以下代码将使 PDF 文本可选。它加载以下PDF文档为例,请替换为您自己的:
https://raw.githubusercontent.com/mozilla/pdf.js/ba2edeae/web/compressed.tracemonkey-pldi-09.pdf
主要使用两个html元素:
<canvas id="the-canvas"></canvas>
<div class="textLayer"></div>
canvas 用于显示不可选择的文档,.textLayer div 用于可选文本。 .textLayer div 上的文字都是透明的,所以不可见,只提供选择效果。
<!DOCTYPE html>
<html>
<head>
<meta http-equiv="Content-Type" content="text/html; charset=UTF-8" />
<meta name="viewport" content="width=device-width,initial-scale=1.0,maximum-scale=1.0,user-scalable=no">
<script src="//mozilla.github.io/pdf.js/build/pdf.js" crossorigin="anonymous"></script>
<link href="//mozilla.github.io/pdf.js/web/viewer.css" rel="stylesheet" type="text/css" />
<style type="text/css">
#the-canvas {
border: 1px solid black;
direction: ltr;
}
</style>
</head>
<body>
<h1>PDF.js Previous/Next example</h1>
<div>
<button id="prev">Previous</button>
<button id="next">Next</button>
<span>Page: <span id="page_num"></span> / <span id="page_count"></span></span>
</div>
<canvas id="the-canvas"></canvas>
<div class="textLayer"></div>
<script>
// If absolute URL from the remote server is provided, configure the CORS
// header on that server.
var url = '//raw.githubusercontent.com/mozilla/pdf.js/ba2edeae/web/compressed.tracemonkey-pldi-09.pdf';
// Loaded via <script> tag, create shortcut to access PDF.js exports.

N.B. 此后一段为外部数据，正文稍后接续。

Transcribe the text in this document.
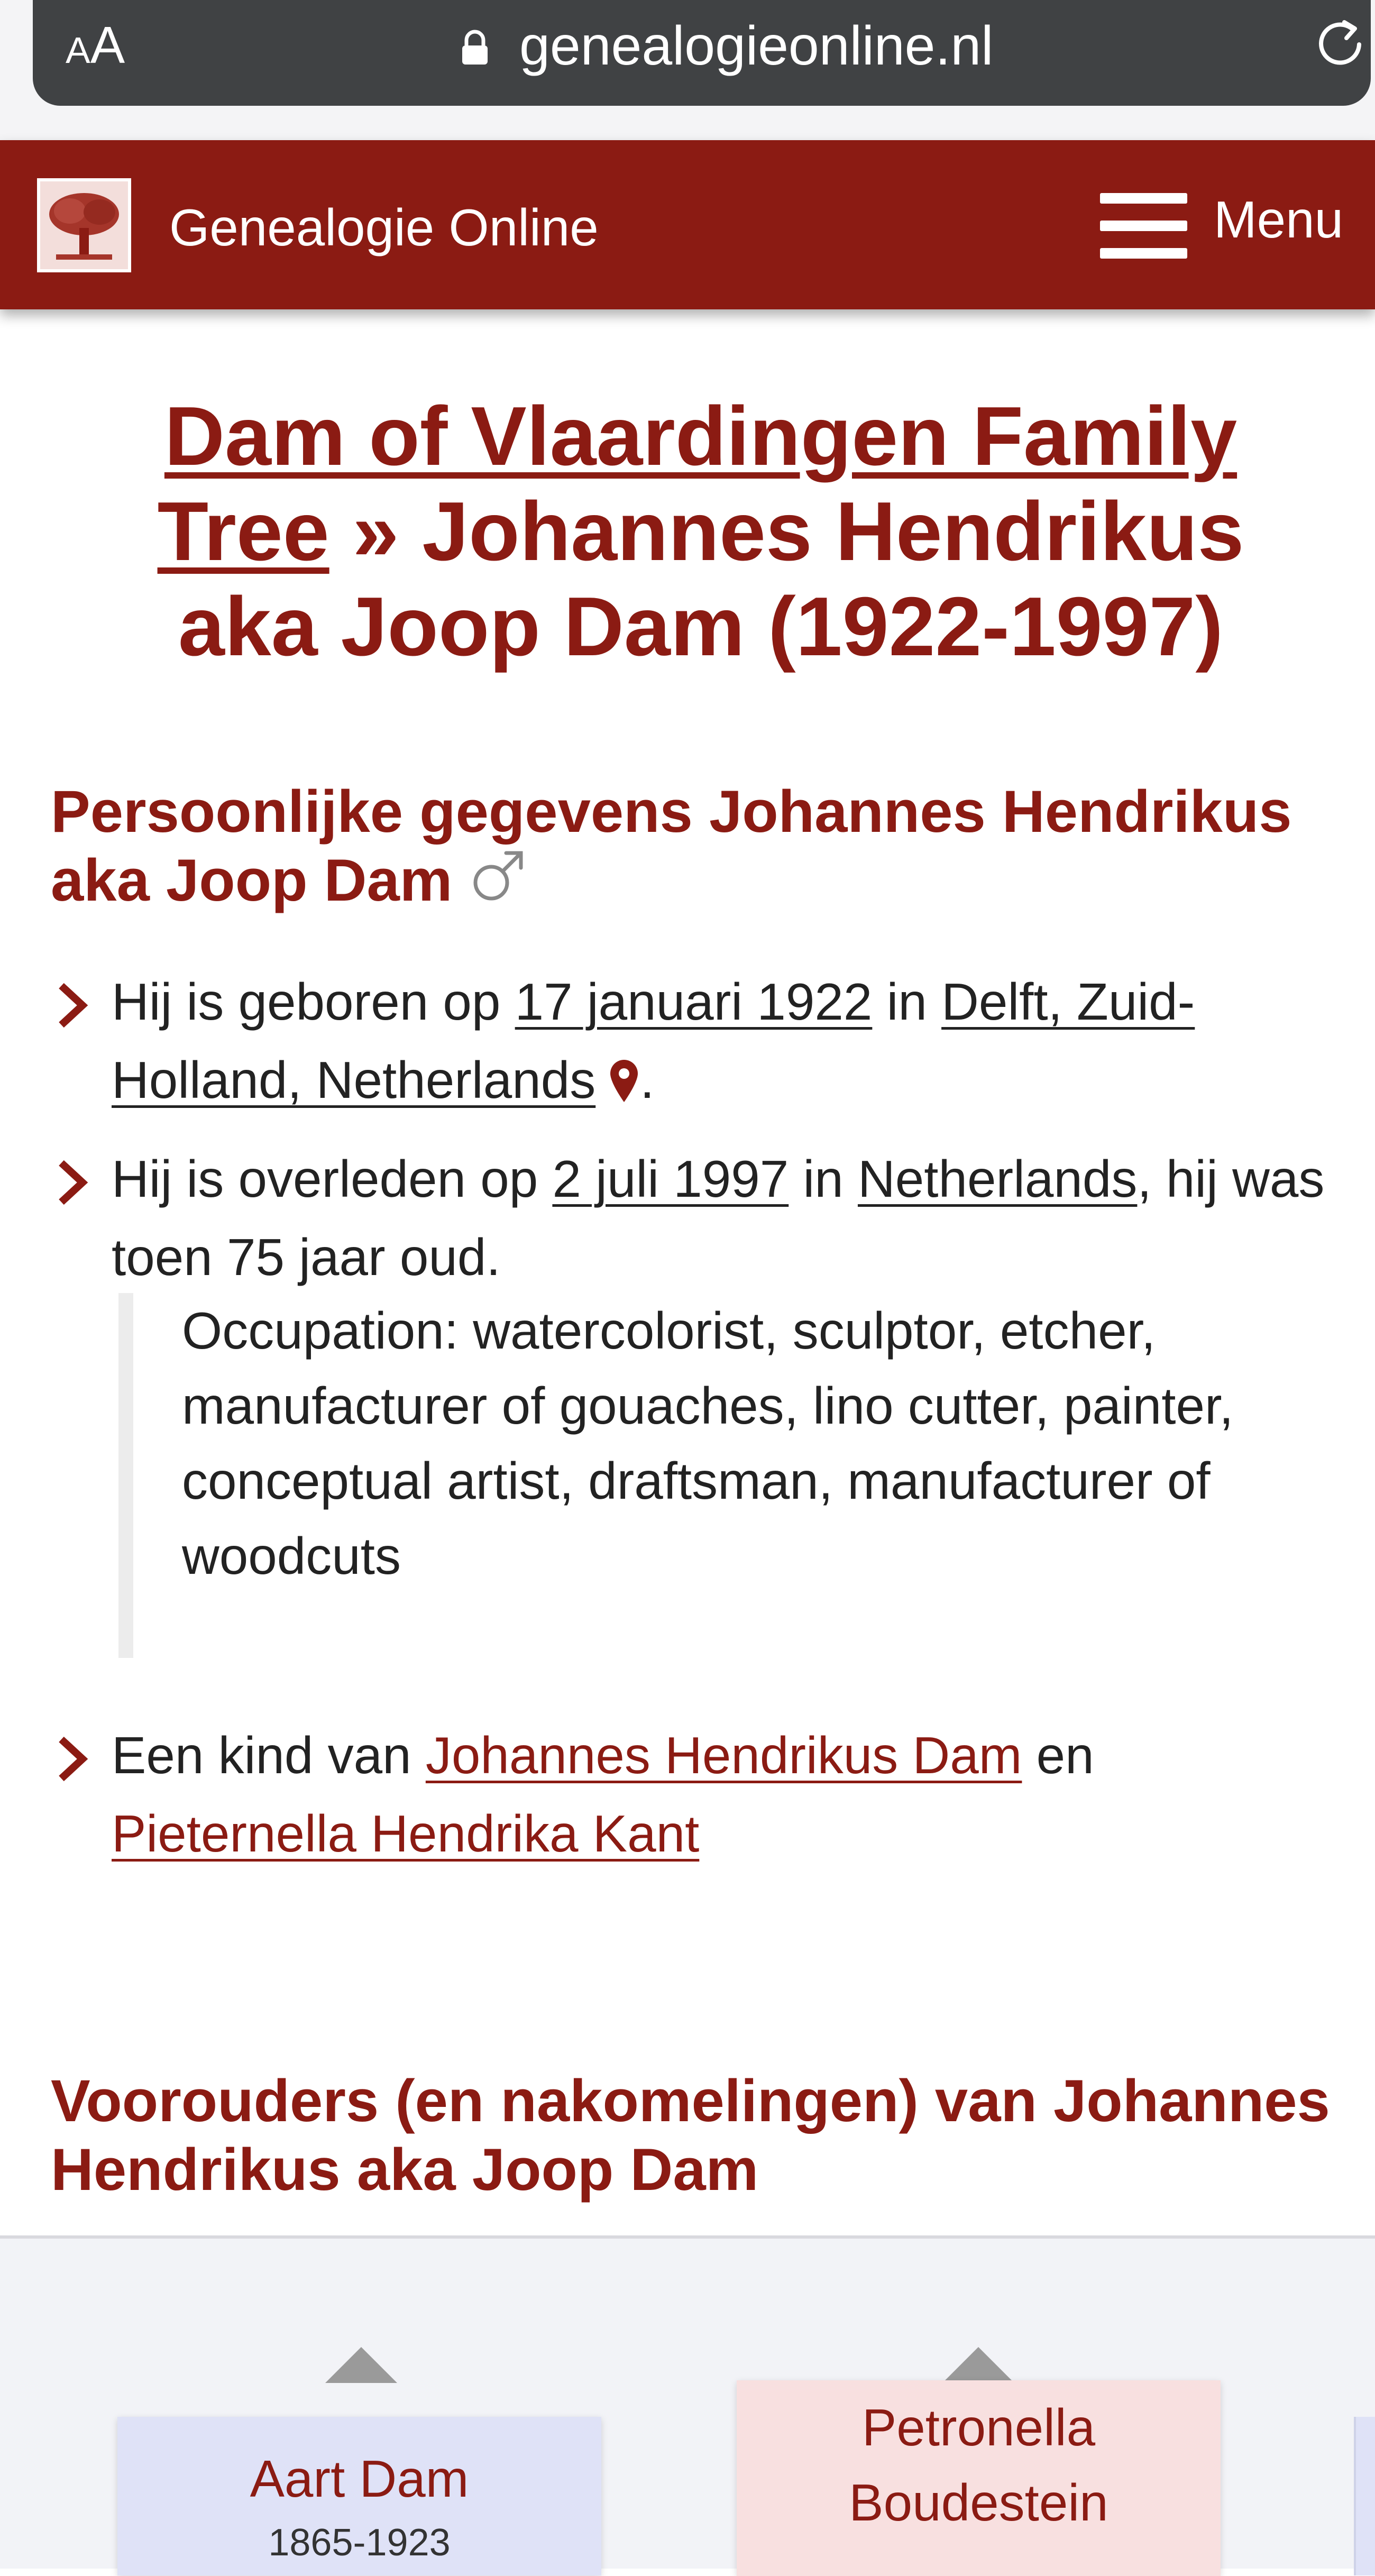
AA	genealogieonline.nl
Genealogie Online	Menu
Dam of Vlaardingen Family Tree » Johannes Hendrikus aka Joop Dam (1922-1997)
Persoonlijke gegevens Johannes Hendrikus aka Joop Dam
Hij is geboren op 17 januari 1922 in Delft, Zuid-Holland, Netherlands .
Hij is overleden op 2 juli 1997 in Netherlands, hij was toen 75 jaar oud.

Occupation: watercolorist, sculptor, etcher, manufacturer of gouaches, lino cutter, painter, conceptual artist, draftsman, manufacturer of woodcuts

Een kind van Johannes Hendrikus Dam en Pieternella Hendrika Kant
Voorouders (en nakomelingen) van Johannes Hendrikus aka Joop Dam
Aart Dam
1865-1923
Petronella Boudestein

var pdfjsLib = window['pdfjs-dist/build/pdf'];
// The workerSrc property shall be specified.
pdfjsLib.GlobalWorkerOptions.workerSrc = '//mozilla.github.io/pdf.js/build/pdf.worker.js';
var pdfDoc = null,
pageNum = 1,
pageRendering = false,
pageNumPending = null,
//scale = 0.8,
scale = 1,
canvas = document.getElementById('the-canvas'),
ctx = canvas.getContext('2d');
/**
* Get page info from document, resize canvas accordingly, and render page.
* @param num Page number.
*/
function renderPage(num) {
pageRendering = true;
// Using promise to fetch the page
pdfDoc.getPage(num).then(function(page) {
var viewport = page.getViewport({scale: scale});
canvas.height = viewport.height;
canvas.width = viewport.width;
// Render PDF page into canvas context
var renderContext = {
canvasContext: ctx,
viewport: viewport
};
var renderTask = page.render(renderContext);
// Wait for rendering to finish
renderTask.promise.then(function() {
pageRendering = false;
if (pageNumPending !== null) {
// New page rendering is pending
renderPage(pageNumPending);
pageNumPending = null;
}
}).then(function() {
// Returns a promise, on resolving it will return text contents of the page
return page.getTextContent();
}).then(function(textContent) {
// Assign CSS to the textLayer element
var textLayer = document.querySelector(".textLayer");
textLayer.style.left = canvas.offsetLeft + 'px';
textLayer.style.top = canvas.offsetTop + 'px';
textLayer.style.height = canvas.offsetHeight + 'px';
textLayer.style.width = canvas.offsetWidth + 'px';
// Pass the data to the method for rendering of text over the pdf canvas.
pdfjsLib.renderTextLayer({
textContent: textContent,
container: textLayer,
viewport: viewport,
textDivs: []
});
});
});
// Update page counters
document.getElementById('page_num').textContent = num;
}
/**
* If another page rendering in progress, waits until the rendering is
* finised. Otherwise, executes rendering immediately.
*/
function queueRenderPage(num) {
if (pageRendering) {
pageNumPending = num;
} else {
renderPage(num);
}
}
/**
* Displays previous page.
*/
function onPrevPage() {
if (pageNum <= 1) {
return;
}
pageNum--;
queueRenderPage(pageNum);
}
document.getElementById('prev').addEventListener('click', onPrevPage);
/**
* Displays next page.
*/
function onNextPage() {
if (pageNum >= pdfDoc.numPages) {
return;
}
pageNum++;
queueRenderPage(pageNum);
}
document.getElementById('next').addEventListener('click', onNextPage);
/**
* Asynchronously downloads PDF.
*/
pdfjsLib.getDocument(url).promise.then(function(pdfDoc_) {
pdfDoc = pdfDoc_;
document.getElementById('page_count').textContent = pdfDoc.numPages;
// Initial/first page rendering
renderPage(pageNum);
});
</script>
</body>
</html>
答案 2 :(得分:3)
经过几个小时的努力,我发现这篇文章对于选择文本和使用没有节点的pdf.js非常有帮助。 Custom PDF Rendering in JavaScript with Mozilla’s PDF.Js
答案 3 :(得分:-1)
您好,您已在HTML内容中创建了画布。
Canvas不支持文本选择,因此您需要将画布更改为其他方式。